In the story this climbing accident is a powerful example.
It is preventable in the case of not knowing the future (yet it this case we have no idea that it will happen). If we are in the state of knowing the future, it is a part of the reality fabric, it IS, just separated by an interval of time.
The presence of time vs free will is present in a few other stories by Ted Chiang. However, I read it somewhat differently. (Even though myself I am agnostic when it comes to free will.)
It is not that free will does not exist. It is that free will is a perspective (i.e. not something true or false), one mutually exclusive with knowledge of the future. It is like the rotation of an object, which one we can see only one of its facets. In "The story..." Louise learning the different perspective is gradual.
To some extent, it matches some other tropes like Lovecraftian that learning about the Great Old Ones brings insanity. Or maybe it's not that it fries one's mind, but rather - give a perspective incompatible with everyday human thinking.
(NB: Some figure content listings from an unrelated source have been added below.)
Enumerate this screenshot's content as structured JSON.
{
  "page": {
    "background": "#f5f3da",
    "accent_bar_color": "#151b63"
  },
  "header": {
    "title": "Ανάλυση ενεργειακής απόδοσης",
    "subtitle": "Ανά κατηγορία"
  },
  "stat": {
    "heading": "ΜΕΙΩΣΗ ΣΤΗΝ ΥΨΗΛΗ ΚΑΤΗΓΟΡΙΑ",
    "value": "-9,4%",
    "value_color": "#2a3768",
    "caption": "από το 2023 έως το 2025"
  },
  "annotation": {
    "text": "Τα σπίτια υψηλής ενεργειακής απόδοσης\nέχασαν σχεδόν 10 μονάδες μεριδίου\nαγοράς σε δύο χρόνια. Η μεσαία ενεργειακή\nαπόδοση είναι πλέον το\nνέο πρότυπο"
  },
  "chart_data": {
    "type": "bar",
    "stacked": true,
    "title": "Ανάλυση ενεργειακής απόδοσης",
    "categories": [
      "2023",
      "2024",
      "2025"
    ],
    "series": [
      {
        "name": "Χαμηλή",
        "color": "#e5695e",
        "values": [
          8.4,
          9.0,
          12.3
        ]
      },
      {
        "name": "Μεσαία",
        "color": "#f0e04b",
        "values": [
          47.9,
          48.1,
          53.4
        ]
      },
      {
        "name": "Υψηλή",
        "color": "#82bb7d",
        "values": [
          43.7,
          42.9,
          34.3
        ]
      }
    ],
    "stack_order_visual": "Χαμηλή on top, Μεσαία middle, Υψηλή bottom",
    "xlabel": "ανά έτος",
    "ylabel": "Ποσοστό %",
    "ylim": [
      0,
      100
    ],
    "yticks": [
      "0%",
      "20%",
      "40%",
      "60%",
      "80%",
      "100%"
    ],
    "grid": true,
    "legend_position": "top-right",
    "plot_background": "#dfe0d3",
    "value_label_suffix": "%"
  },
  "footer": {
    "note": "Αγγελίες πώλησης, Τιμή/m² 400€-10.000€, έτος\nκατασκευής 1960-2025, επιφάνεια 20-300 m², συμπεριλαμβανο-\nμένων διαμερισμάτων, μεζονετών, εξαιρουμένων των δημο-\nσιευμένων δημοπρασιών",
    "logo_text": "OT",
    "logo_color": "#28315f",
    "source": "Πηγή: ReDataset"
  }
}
Strangely enough the Charlie Sheen "The Arrival" is also a really good physics movie. I've yet to see a movie do the SETI/Astronomy/physics stuff better :-).
I love him building a radio telescope control in his attic, using local people's roof satellite dishes as the array !
The scene with the mountains and the cloud was really cool. After that, there was some build up but kind of just went nowhere. "Here's some circles, now you can hallucinate the future" was overall a pretty underwhelming drift into fantasy.
Still, physicist or not, if you are interested what is time, I couldn't recommend a better writer than Ted Chiang.